Assalamualaikum wr wb;
Salam sejahtera;
Minggu yang lalu ada kawan yang bertanya kepada saya tentang DISIPLIN. Katanya dia masih sulit mendisiplinkan diri sendiri. Ada tips pak?Saya pikir boleh juga nih kita bicara tentang disiplin. Tidak bermaksud menggurui tapi mari kita coba bicarakan akar penyebab kenapa kita dan orang-orang sekeliling kita gak disiplin atau sulit berdisiplin.
Banyak contoh ketidakdisiplinan. Paling mudah dan terlihat nyata ya yang terjadi di jalan raya. Tiap hari saya ke kantor naik motor. Dalam 45 menit perjalanan dari rumah sampai kantor memang sungguh memprihatinkan. Tidak terhitung banyaknya kelakuan tidak disiplin yang diperagakan saudara-saudara kita di jalan.Menyeberang jalan tidak di tempatnya, mobil-mobil saling serobot tidak di jalurnya sehingga memperparah kemacetan ibukota, dan lain-lain, dan lain-lain. Dan yang paling parah dari itu semua, juara bidang ketidakdisiplinan, kita tahu yaitu para pemotor. InsyaAllah saya pemotor yang tidak masuk kategori itu.
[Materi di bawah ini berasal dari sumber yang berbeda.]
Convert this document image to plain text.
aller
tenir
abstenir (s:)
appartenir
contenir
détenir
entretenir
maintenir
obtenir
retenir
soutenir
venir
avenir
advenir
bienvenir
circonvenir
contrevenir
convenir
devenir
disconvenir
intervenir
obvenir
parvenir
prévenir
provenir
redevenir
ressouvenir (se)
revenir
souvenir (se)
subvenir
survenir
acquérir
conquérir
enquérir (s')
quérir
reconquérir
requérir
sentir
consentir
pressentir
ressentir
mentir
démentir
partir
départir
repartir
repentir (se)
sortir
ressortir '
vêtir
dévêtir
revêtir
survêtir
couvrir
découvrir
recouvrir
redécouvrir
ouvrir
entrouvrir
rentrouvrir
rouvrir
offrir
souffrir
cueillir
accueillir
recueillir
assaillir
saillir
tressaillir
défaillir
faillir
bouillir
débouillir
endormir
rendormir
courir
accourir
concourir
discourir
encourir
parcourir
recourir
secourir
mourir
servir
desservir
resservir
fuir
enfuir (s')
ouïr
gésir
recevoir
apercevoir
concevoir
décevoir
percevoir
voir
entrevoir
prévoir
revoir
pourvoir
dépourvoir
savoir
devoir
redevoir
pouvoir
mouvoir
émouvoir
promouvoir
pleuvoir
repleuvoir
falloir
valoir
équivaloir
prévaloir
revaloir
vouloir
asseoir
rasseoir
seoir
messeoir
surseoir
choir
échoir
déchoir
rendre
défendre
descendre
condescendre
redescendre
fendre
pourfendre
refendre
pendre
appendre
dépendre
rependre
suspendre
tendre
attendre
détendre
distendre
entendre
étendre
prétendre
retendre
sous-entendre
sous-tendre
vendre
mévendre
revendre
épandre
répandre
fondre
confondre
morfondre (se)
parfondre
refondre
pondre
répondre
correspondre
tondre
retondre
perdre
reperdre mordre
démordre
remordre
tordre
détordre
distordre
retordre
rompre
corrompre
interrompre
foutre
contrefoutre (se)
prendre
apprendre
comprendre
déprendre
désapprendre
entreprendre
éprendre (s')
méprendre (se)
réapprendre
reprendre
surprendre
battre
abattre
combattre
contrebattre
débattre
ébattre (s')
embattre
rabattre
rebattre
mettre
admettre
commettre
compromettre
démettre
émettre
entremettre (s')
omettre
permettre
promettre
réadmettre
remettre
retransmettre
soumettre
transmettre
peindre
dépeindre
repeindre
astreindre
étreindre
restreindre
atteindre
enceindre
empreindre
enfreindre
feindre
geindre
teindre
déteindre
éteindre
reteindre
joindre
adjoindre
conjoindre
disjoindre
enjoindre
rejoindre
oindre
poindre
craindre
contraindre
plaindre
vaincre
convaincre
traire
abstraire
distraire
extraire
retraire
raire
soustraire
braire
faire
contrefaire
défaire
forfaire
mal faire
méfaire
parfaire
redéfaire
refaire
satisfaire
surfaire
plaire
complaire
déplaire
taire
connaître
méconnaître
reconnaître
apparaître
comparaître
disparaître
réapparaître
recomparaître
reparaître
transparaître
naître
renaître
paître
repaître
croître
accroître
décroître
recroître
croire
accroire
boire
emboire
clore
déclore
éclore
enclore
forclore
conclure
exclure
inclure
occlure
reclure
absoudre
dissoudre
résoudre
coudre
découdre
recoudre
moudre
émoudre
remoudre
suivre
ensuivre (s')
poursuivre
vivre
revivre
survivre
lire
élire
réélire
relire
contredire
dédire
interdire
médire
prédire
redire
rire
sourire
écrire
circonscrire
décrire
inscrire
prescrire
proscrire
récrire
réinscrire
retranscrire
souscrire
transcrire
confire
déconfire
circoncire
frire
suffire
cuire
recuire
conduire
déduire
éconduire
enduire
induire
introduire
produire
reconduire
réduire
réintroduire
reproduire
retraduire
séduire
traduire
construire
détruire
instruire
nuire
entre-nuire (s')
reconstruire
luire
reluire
Mudah-mudahan pada percaya ya? Kalau gak percaya boleh sekali-sekali saya boncengin ke kantor. Dijamin akan menyaksikan kedisiplinan saya hanya saja tidak termasuk disiplin dalam hal kecepatan. Hehehe tapi itu hoax kok...
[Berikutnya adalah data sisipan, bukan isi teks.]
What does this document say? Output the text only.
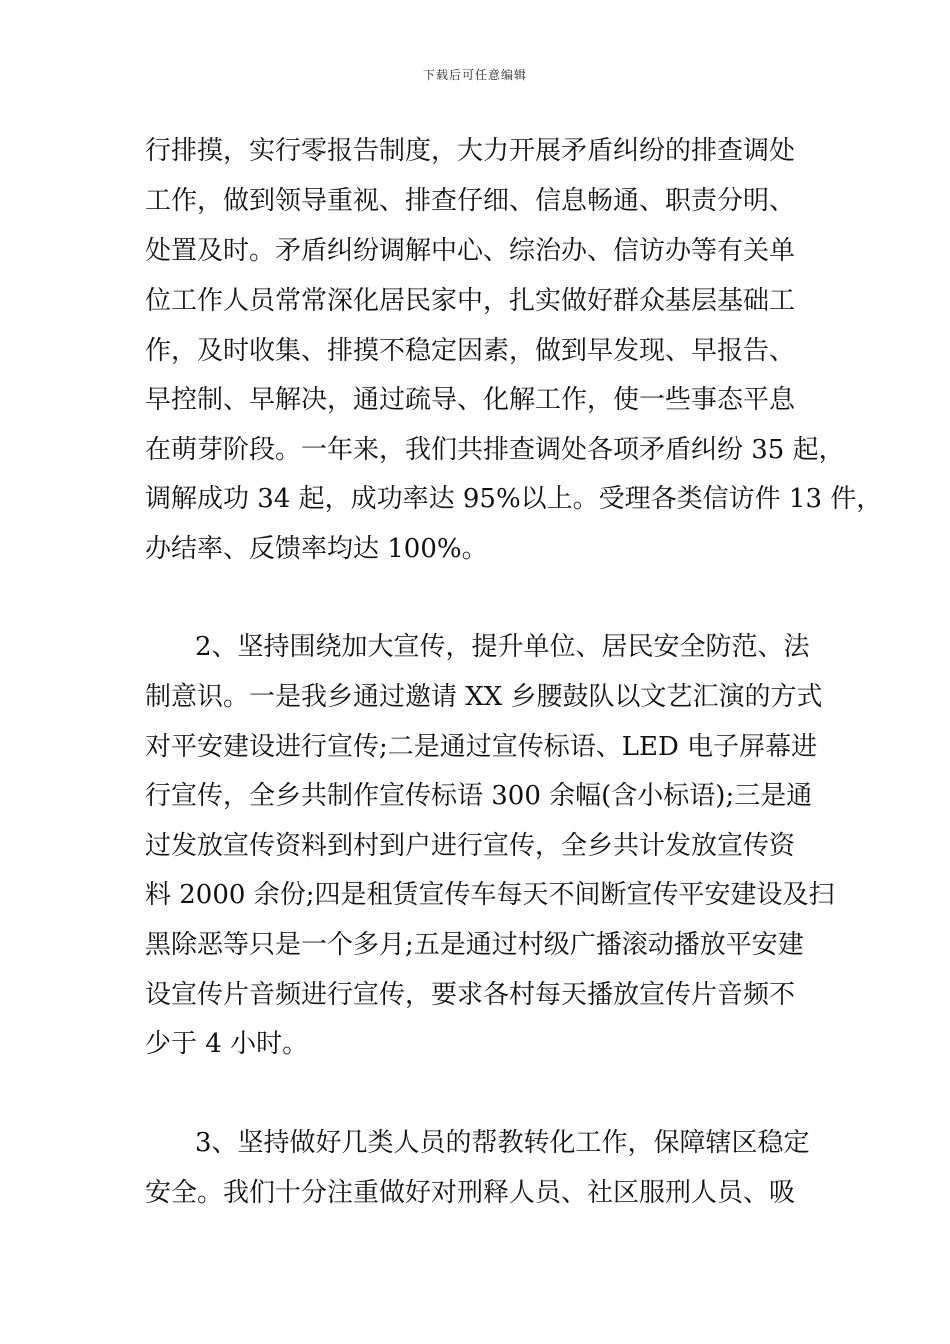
下载后可任意编辑
行排摸，实行零报告制度，大力开展矛盾纠纷的排查调处
工作，做到领导重视、排查仔细、信息畅通、职责分明、
处置及时。矛盾纠纷调解中心、综治办、信访办等有关单
位工作人员常常深化居民家中，扎实做好群众基层基础工
作，及时收集、排摸不稳定因素，做到早发现、早报告、
早控制、早解决，通过疏导、化解工作，使一些事态平息
在萌芽阶段。一年来，我们共排查调处各项矛盾纠纷 35 起，
调解成功 34 起，成功率达 95%以上。受理各类信访件 13 件，
办结率、反馈率均达 100%。
2、坚持围绕加大宣传，提升单位、居民安全防范、法
制意识。一是我乡通过邀请 XX 乡腰鼓队以文艺汇演的方式
对平安建设进行宣传;二是通过宣传标语、LED 电子屏幕进
行宣传，全乡共制作宣传标语 300 余幅(含小标语);三是通
过发放宣传资料到村到户进行宣传，全乡共计发放宣传资
料 2000 余份;四是租赁宣传车每天不间断宣传平安建设及扫
黑除恶等只是一个多月;五是通过村级广播滚动播放平安建
设宣传片音频进行宣传，要求各村每天播放宣传片音频不
少于 4 小时。
3、坚持做好几类人员的帮教转化工作，保障辖区稳定
安全。我们十分注重做好对刑释人员、社区服刑人员、吸
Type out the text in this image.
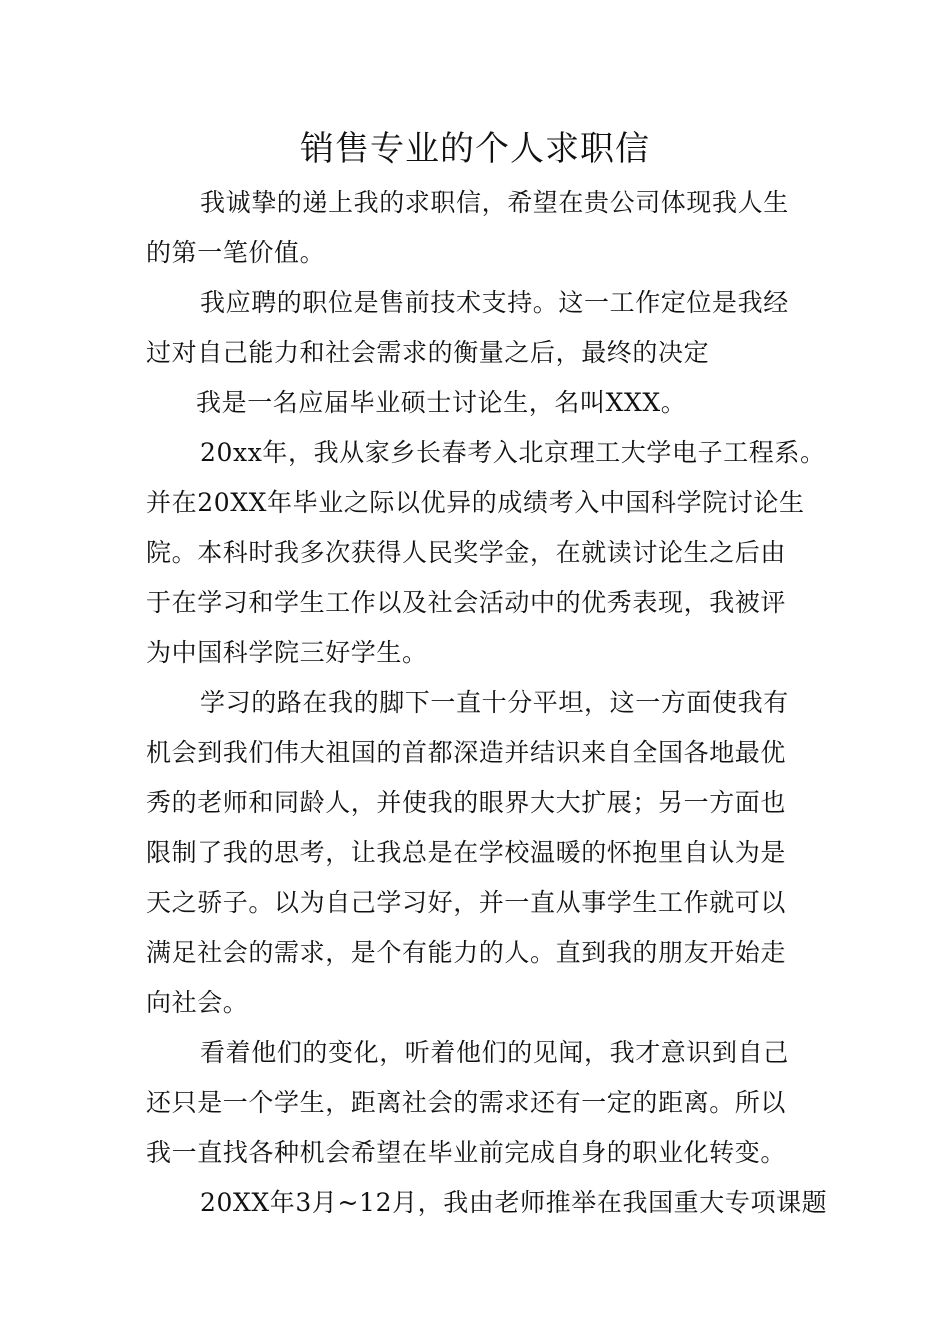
销售专业的个人求职信
我诚挚的递上我的求职信，希望在贵公司体现我人生
的第一笔价值。
我应聘的职位是售前技术支持。这一工作定位是我经
过对自己能力和社会需求的衡量之后，最终的决定
我是一名应届毕业硕士讨论生，名叫XXX。
20xx年，我从家乡长春考入北京理工大学电子工程系。
并在20XX年毕业之际以优异的成绩考入中国科学院讨论生
院。本科时我多次获得人民奖学金，在就读讨论生之后由
于在学习和学生工作以及社会活动中的优秀表现，我被评
为中国科学院三好学生。
学习的路在我的脚下一直十分平坦，这一方面使我有
机会到我们伟大祖国的首都深造并结识来自全国各地最优
秀的老师和同龄人，并使我的眼界大大扩展；另一方面也
限制了我的思考，让我总是在学校温暖的怀抱里自认为是
天之骄子。以为自己学习好，并一直从事学生工作就可以
满足社会的需求，是个有能力的人。直到我的朋友开始走
向社会。
看着他们的变化，听着他们的见闻，我才意识到自己
还只是一个学生，距离社会的需求还有一定的距离。所以
我一直找各种机会希望在毕业前完成自身的职业化转变。
20XX年3月~12月，我由老师推举在我国重大专项课题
Bagi pemotor ibukota kayaknya lebih tepat kita sebut gak ada aturan lalu lintas yang berlaku buat motor, karena hampir tidak ada aturan yang terlewat, semuaaaa dilanggar... Melawan arus, nerobos lampu merah, gak pake helm, motornya gak lengkap, masuk jalur cepat, dan lain-lain, dan lain-lain yang kalau kita sebutkan di sini dua halaman juga nggak cukup.
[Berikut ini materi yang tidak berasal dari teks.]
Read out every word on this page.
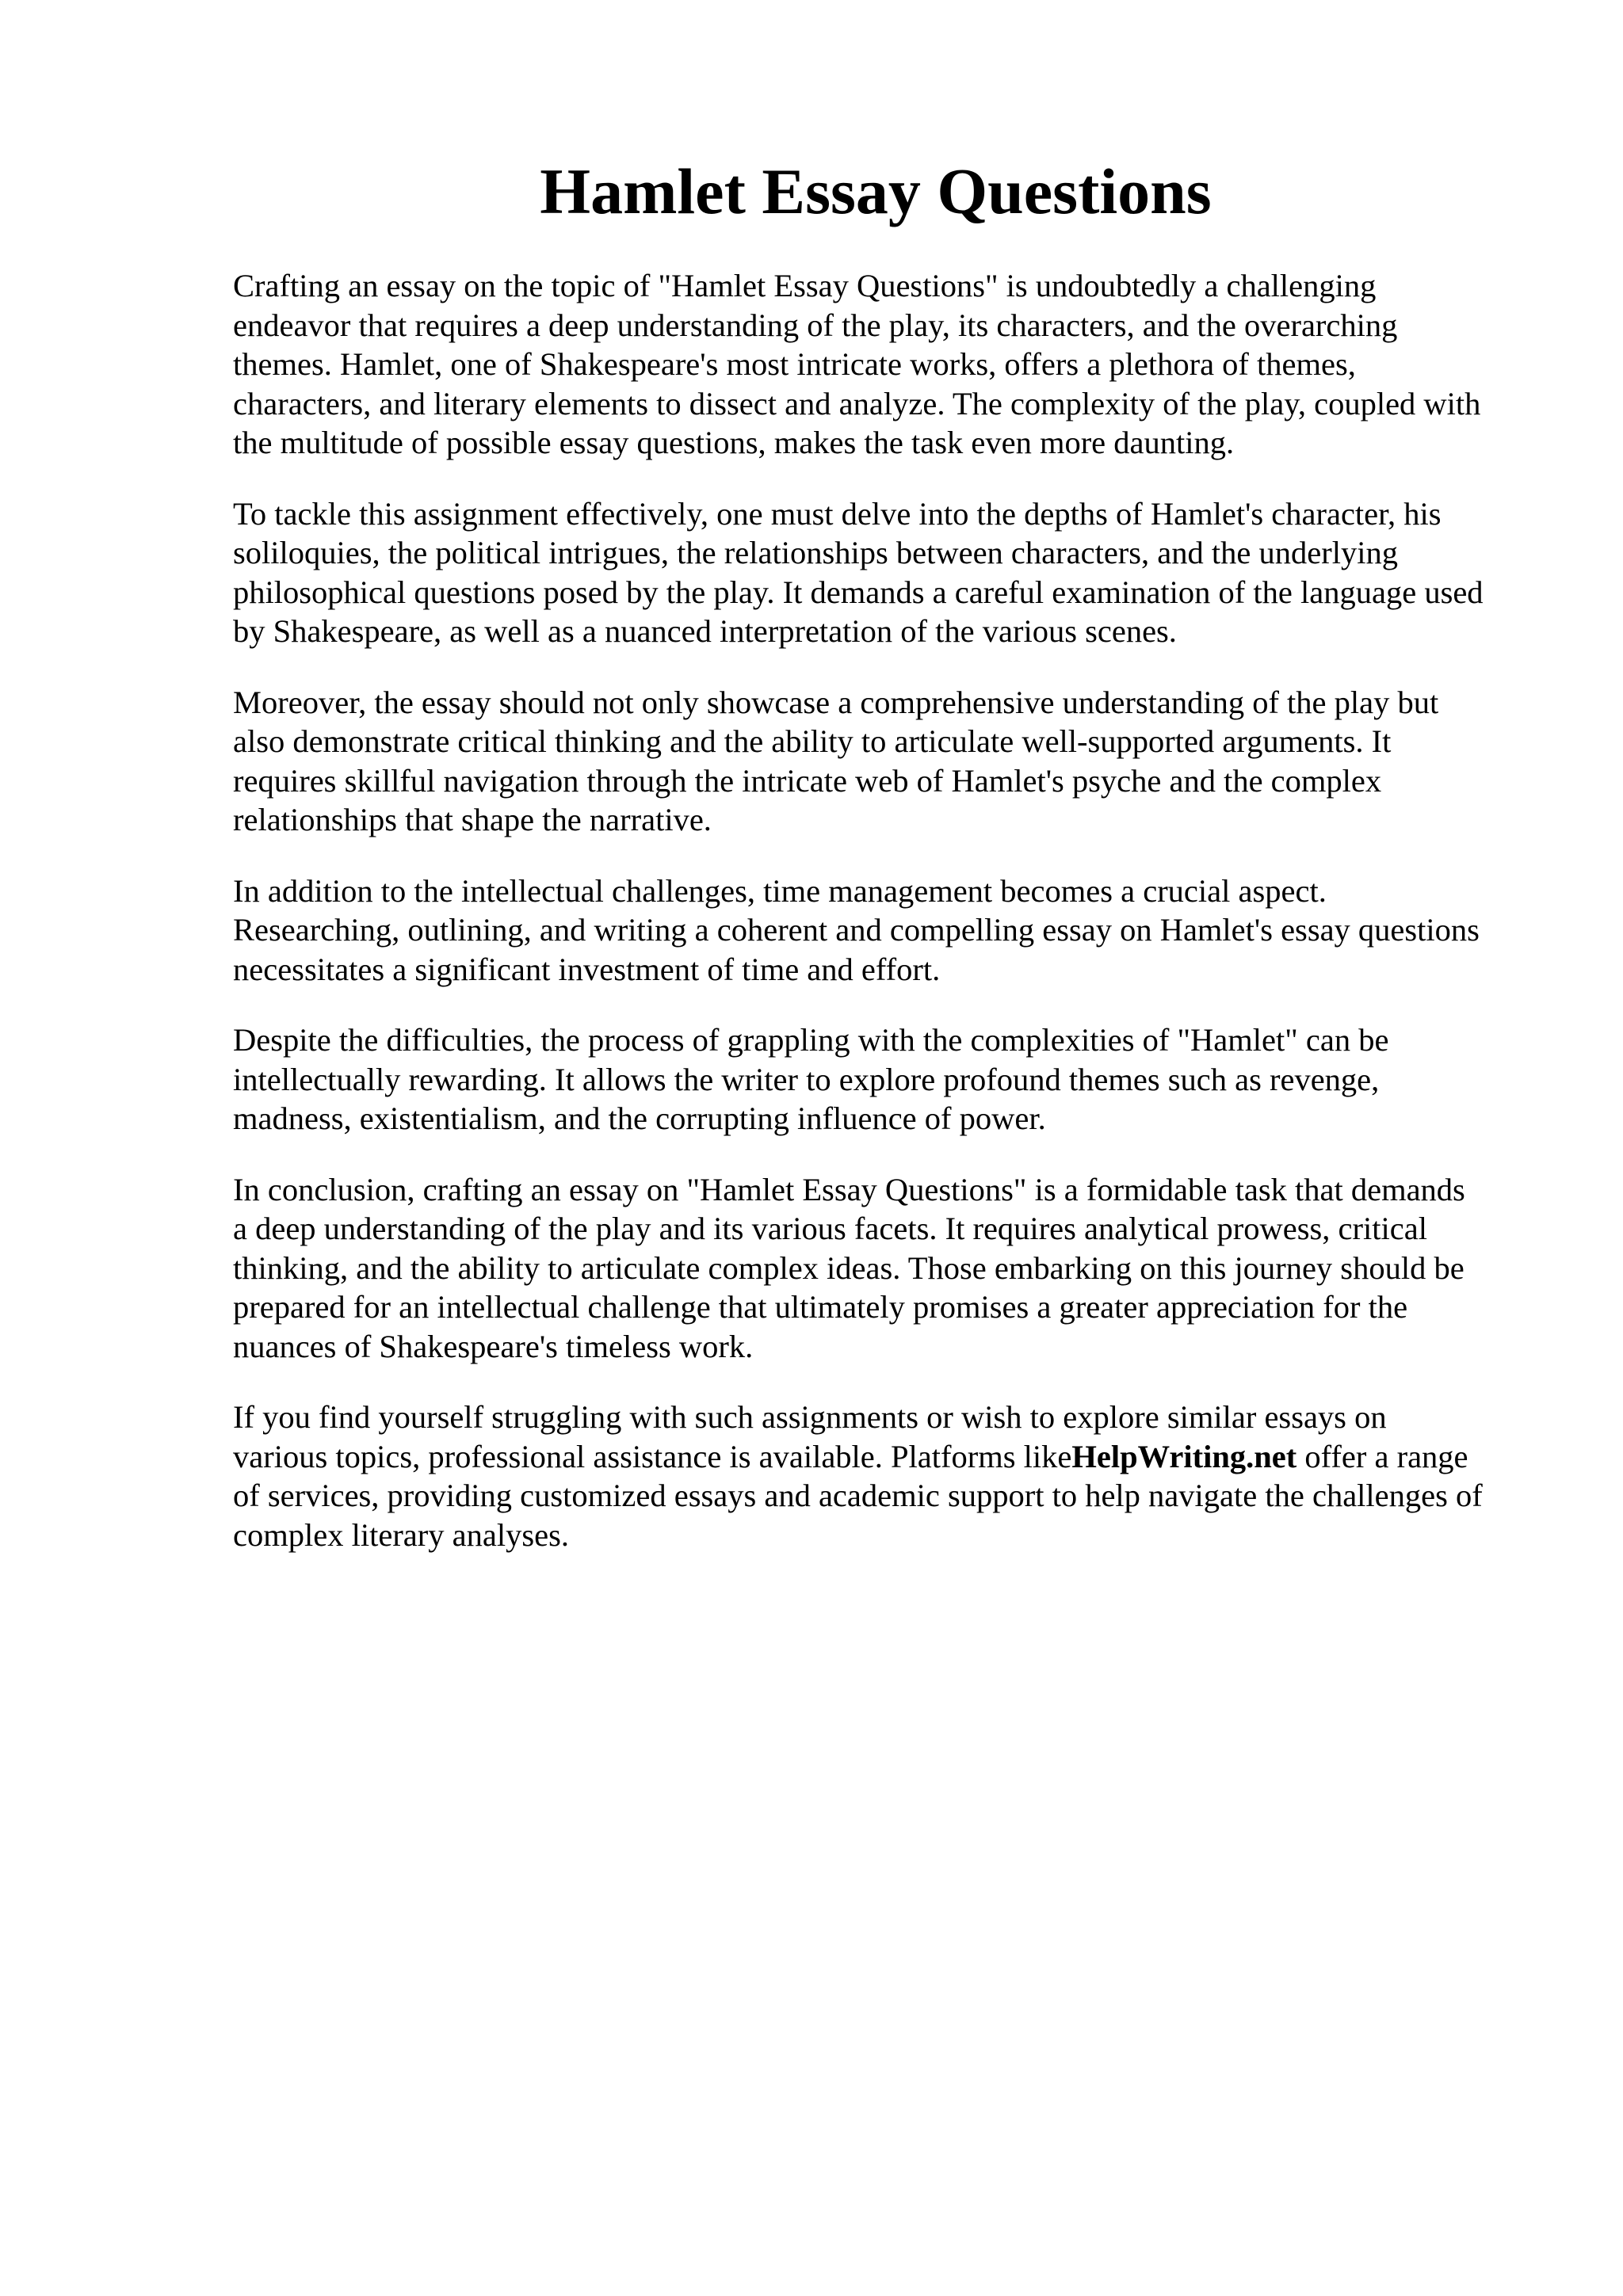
Hamlet Essay Questions

Crafting an essay on the topic of "Hamlet Essay Questions" is undoubtedly a challenging
endeavor that requires a deep understanding of the play, its characters, and the overarching
themes. Hamlet, one of Shakespeare's most intricate works, offers a plethora of themes,
characters, and literary elements to dissect and analyze. The complexity of the play, coupled with
the multitude of possible essay questions, makes the task even more daunting.

To tackle this assignment effectively, one must delve into the depths of Hamlet's character, his
soliloquies, the political intrigues, the relationships between characters, and the underlying
philosophical questions posed by the play. It demands a careful examination of the language used
by Shakespeare, as well as a nuanced interpretation of the various scenes.

Moreover, the essay should not only showcase a comprehensive understanding of the play but
also demonstrate critical thinking and the ability to articulate well-supported arguments. It
requires skillful navigation through the intricate web of Hamlet's psyche and the complex
relationships that shape the narrative.

In addition to the intellectual challenges, time management becomes a crucial aspect.
Researching, outlining, and writing a coherent and compelling essay on Hamlet's essay questions
necessitates a significant investment of time and effort.

Despite the difficulties, the process of grappling with the complexities of "Hamlet" can be
intellectually rewarding. It allows the writer to explore profound themes such as revenge,
madness, existentialism, and the corrupting influence of power.

In conclusion, crafting an essay on "Hamlet Essay Questions" is a formidable task that demands
a deep understanding of the play and its various facets. It requires analytical prowess, critical
thinking, and the ability to articulate complex ideas. Those embarking on this journey should be
prepared for an intellectual challenge that ultimately promises a greater appreciation for the
nuances of Shakespeare's timeless work.

If you find yourself struggling with such assignments or wish to explore similar essays on
various topics, professional assistance is available. Platforms likeHelpWriting.net offer a range
of services, providing customized essays and academic support to help navigate the challenges of
complex literary analyses.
Yang paling prihatin adalah saudara-saudara kita dalam melanggar peraturan itu (kata lainnya TIDAK DISIPLIN), mereka sepertinya tidak punya rasa bersalah ceroboh dan dilakukan secara BERJAMAAH  ikut-ikutan pula, bersama puluhan orang yang lain. Berarti ada penyebab yang kronis dalam hal ketidakdisiplinan ini dan tentunya tidak boleh dibiarkan makin meluas. Bukan tidak mungkin akan mempengaruhi sektor-sektor lain.
Lalu apa urusannya dengan saya ya? Dengan menulis ini apa saya bisa memperbaiki keadaan itu? "Kalau gak bisa ya jangan bawel", gitu mungkin ya komentar para pemerhati blog?
Bener sih, saya dan tiap masing-masing orang sudah pasti gak bisa memperbaikinya secara langsung, tapi bolehlah kita bertukar pikiran mencari akar masalahnya dan memperbaiki paling tidak untuk diri kita sendiri dan lingkungan yang dalam kontrol kita, misal lingkungan pekerjaan. Harapannya fenomena ketidakdisiplinan itu tidak menular ke lingkungan kita baik di keluarga maupun di pekerjaan kita.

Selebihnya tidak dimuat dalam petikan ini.